Research Paper Volume 10, Issue 10 pp 2884—2899
Radiogenomics of lower-grade gliomas: a radiomic signature as a biological surrogate for survival prediction
- 1 Beijing Neurosurgical Institute, Capital Medical University, Beijing, China
- 2 Department of Neurosurgery, Beijing Tiantan Hospital, Capital Medical University, Beijing, China
- 3 Department of Neuroradiology, Beijing Tiantan Hospital, Capital Medical University, Beijing, China
- 4 Department of Nuclear Medicine, Beijing Tiantan Hospital, Capital Medical University, Beijing, China
- 5 Center of Brain Tumor, Beijing Institute for Brain Disorders, Beijing, China
- 6 Chinese Academy of Sciences, Institute of Automation, Beijing, China
received: July 9, 2018 ; accepted: October 12, 2018 ; published: October 22, 2018 ;https://doi.org/10.18632/aging.101594
How to Cite
Copyright: Qian et al. This is an open‐access article distributed under the terms of the Creative Commons Attribution License (CC BY 3.0), which permits unrestricted use, distribution, and reproduction in any medium, provided the original author and source are credited.

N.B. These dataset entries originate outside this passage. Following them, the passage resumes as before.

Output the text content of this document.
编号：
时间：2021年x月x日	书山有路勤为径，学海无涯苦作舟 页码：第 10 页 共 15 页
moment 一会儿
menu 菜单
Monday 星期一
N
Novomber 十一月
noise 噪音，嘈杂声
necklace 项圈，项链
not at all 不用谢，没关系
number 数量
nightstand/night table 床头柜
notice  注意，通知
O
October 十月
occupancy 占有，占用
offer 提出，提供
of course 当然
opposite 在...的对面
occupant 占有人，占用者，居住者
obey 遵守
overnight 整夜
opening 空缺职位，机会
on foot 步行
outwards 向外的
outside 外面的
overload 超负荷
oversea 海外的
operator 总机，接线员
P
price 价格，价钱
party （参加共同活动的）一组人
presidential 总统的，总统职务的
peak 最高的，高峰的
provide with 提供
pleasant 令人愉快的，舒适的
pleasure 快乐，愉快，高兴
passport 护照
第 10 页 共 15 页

Objective: We aimed to identify a radiomic signature to be used as a noninvasive biomarker of prognosis in patients with lower-grade gliomas (LGGs) and to reveal underlying biological processes through comprehensive radiogenomic investigation. Methods: We extracted 55 radiomic features from T2-weighted images of 233 patients with LGGs (training cohort: n = 85; validation cohort: n = 148). Univariate Cox regression and linear risk score formula were applied to generate a radiomic-based signature. Gene ontology analysis of highly expressed genes in the high-risk score group was conducted to establish a radiogenomic map. A nomogram was constructed for individualized survival prediction.
Results: The six-feature radiomic signature stratified patients in the training cohort into low- or high-risk groups for overall survival (P = 0.0018). This result was successfully verified in the validation cohort (P = 0.0396). Radiogenomic analysis revealed that the prognostic radiomic signature was associated with hypoxia, angiogenesis, apoptosis, and cell proliferation. The nomogram resulted in high prognostic accuracy (C-index: 0.92, C-index: 0.70) and favorable calibration for individualized survival prediction in the training and validation cohorts.
Conclusions: Our results suggest a great potential for the use of radiomic signature as a biological surrogate in providing prognostic information for patients with LGGs.